Zusammenfassung des Urteils VWBES.2023.223: Verwaltungsgericht
Der aus Afghanistan stammende A.___ hat ein Asylgesuch in der Schweiz gestellt, wurde aber im Rahmen des Dublin-Verfahrens nach Slowenien gewiesen. Nachdem er einen Flug nicht antrat und erklärte, er könne nicht dorthin zurückkehren, wurde er inhaftiert. Eine Anwältin beantragte die Aufhebung der Haft, aber das Gericht entschied, dass die Haft gerechtfertigt war. Trotz einer Gehörsverletzung wurde die Haft nicht als unrechtmässig eingestuft. Die Beschwerde wurde abgewiesen, es wurden keine Kosten erhoben, und die Anwältin wurde entschädigt.
Kanton: | SO |
Fallnummer: | VWBES.2023.223 |
Instanz: | Verwaltungsgericht |
Abteilung: | Verwaltungsgericht |
Datum: | 14.07.2023 |
Rechtskraft: |
Leitsatz/Stichwort: | - |
Schlagwörter: | Recht; Solothurn; Dublin; Untersuchungsgefängnis; Slowenien; Bundesgericht; Verwaltungsgericht; Urteil; Migration; Rechtsanwältin; Ausschaffung; Migrationsamt; Verfügung; Gefängnis; Hungerbühler; Person; Stunden; Rückführung; Beschwerdeführers; Begründung; Vorinstanz; Unterbringung; Gehör; Verfahren; Staat; Bässlergut; Administrativhaft; ähren |
Rechtsnorm: | Art. 5 EMRK ;Art. 80 AIG ;Art. 81 AIG ; |
Referenz BGE: | 142 I 135; 143 IV 122; 146 II 201; |
Kommentar: | - |
Geschäftsnummer: | VWBES.2023.223 |
Instanz: | Verwaltungsgericht |
Entscheiddatum: | 14.07.2023 |
FindInfo-Nummer: | O_VW.2023.152 |
Titel: | Überprüfung der Haft im Rahmen des Dublinverfahrens |
Resümee: |
Verwaltungsgericht
Urteil vom 14. Juli 2023 Es wirken mit: Oberrichter Müller Oberrichter Frey Gerichtsschreiberin Blut-Kaufmann In Sachen A.___, vertreten durch Nathalie Vainio, AsyLex,
Beschwerdeführer
gegen
1. Haftgericht,
Beschwerdegegnerinnen
betreffend Überprüfung der Haft im Rahmen des Dublinverfahrens zieht das Verwaltungsgericht in Erwägung:
I.
1. Der aus Afghanistan stammende A.___ (nachfolgend Beschwerdeführer genannt) reiste am 25. Oktober 2022 in die Schweiz ein und stellte gleichentags ein Asylgesuch, auf welches das Staatssekretariat für Migration (SEM) mit Verfügung vom 3. April 2023 nicht eintrat und ihn im Rahmen eines Dublin-Verfahrens nach Slowenien wegwies. Der Kanton Solothurn wurde mit dem Vollzug beauftragt. Der Entscheid ist am 13. April 2023 rechtskräftig geworden und die Ausreisefrist wurde auf den 14. April 2023 festgesetzt.

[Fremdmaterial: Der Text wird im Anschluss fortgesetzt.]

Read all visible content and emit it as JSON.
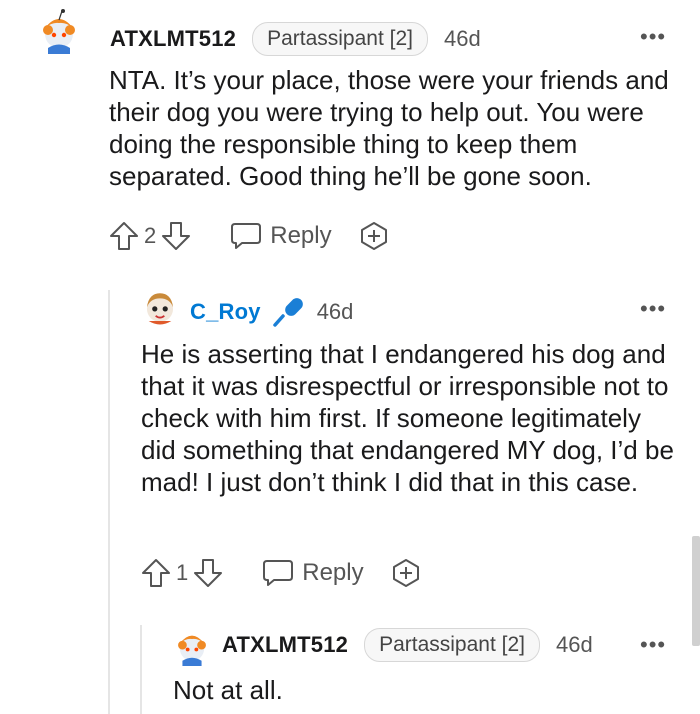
{
  "comments": [
    {
      "username": "ATXLMT512",
      "flair": "Partassipant [2]",
      "time": "46d",
      "more": "•••",
      "body": "NTA. It’s your place, those were your friends and their dog you were trying to help out. You were doing the responsible thing to keep them separated. Good thing he’ll be gone soon.",
      "votes": "2",
      "reply_label": "Reply"
    },
    {
      "username": "C_Roy",
      "time": "46d",
      "more": "•••",
      "body": "He is asserting that I endangered his dog and that it was disrespectful or irresponsible not to check with him first. If someone legitimately did something that endangered MY dog, I’d be mad! I just don’t think I did that in this case.",
      "votes": "1",
      "reply_label": "Reply"
    },
    {
      "username": "ATXLMT512",
      "flair": "Partassipant [2]",
      "time": "46d",
      "more": "•••",
      "body": "Not at all."
    }
  ],
  "colors": {
    "op_blue": "#0079d3",
    "text": "#1a1a1b",
    "meta": "#555555"
  },
  "icons": [
    "snoo-avatar-icon",
    "microphone-icon",
    "upvote-icon",
    "downvote-icon",
    "comment-bubble-icon",
    "award-plus-icon",
    "more-options-icon"
  ]
}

2. Am 15. Mai 2023 fand ein Rückreisegespräch mit dem Beschwerdeführer statt und für den 18. Mai 2023 wurde ein unbegleiteter Flug nach Ljubljana für ihn gebucht. Von der Asylunterkunft, wo der Beschwerdeführer untergebracht war, wurde er am Morgen des 18. Mai 2023 zum Bahnhof gebracht, doch trat er den Flug nicht an und kehrte am Nachmittag des 19. Mai 2023 in die Asylunterkunft zurück.
3. Am 6. Juni 2023 wurde der Beschwerdeführer ins Untersuchungsgefängnis Solothurn eingewiesen zwecks organisierter, unbegleiteter Rückführung nach Slowenien am 8. Juni 2023. Anlässlich der Eröffnung der Haft und Gewährung des rechtlichen Gehörs am 6. Juni 2023 gab der Beschwerdeführer im Wesentlichen an, nicht gewusst zu haben, dass er die Schweiz verlassen müsse. Nach Slowenien könne er nicht, da er dort erpresst werde.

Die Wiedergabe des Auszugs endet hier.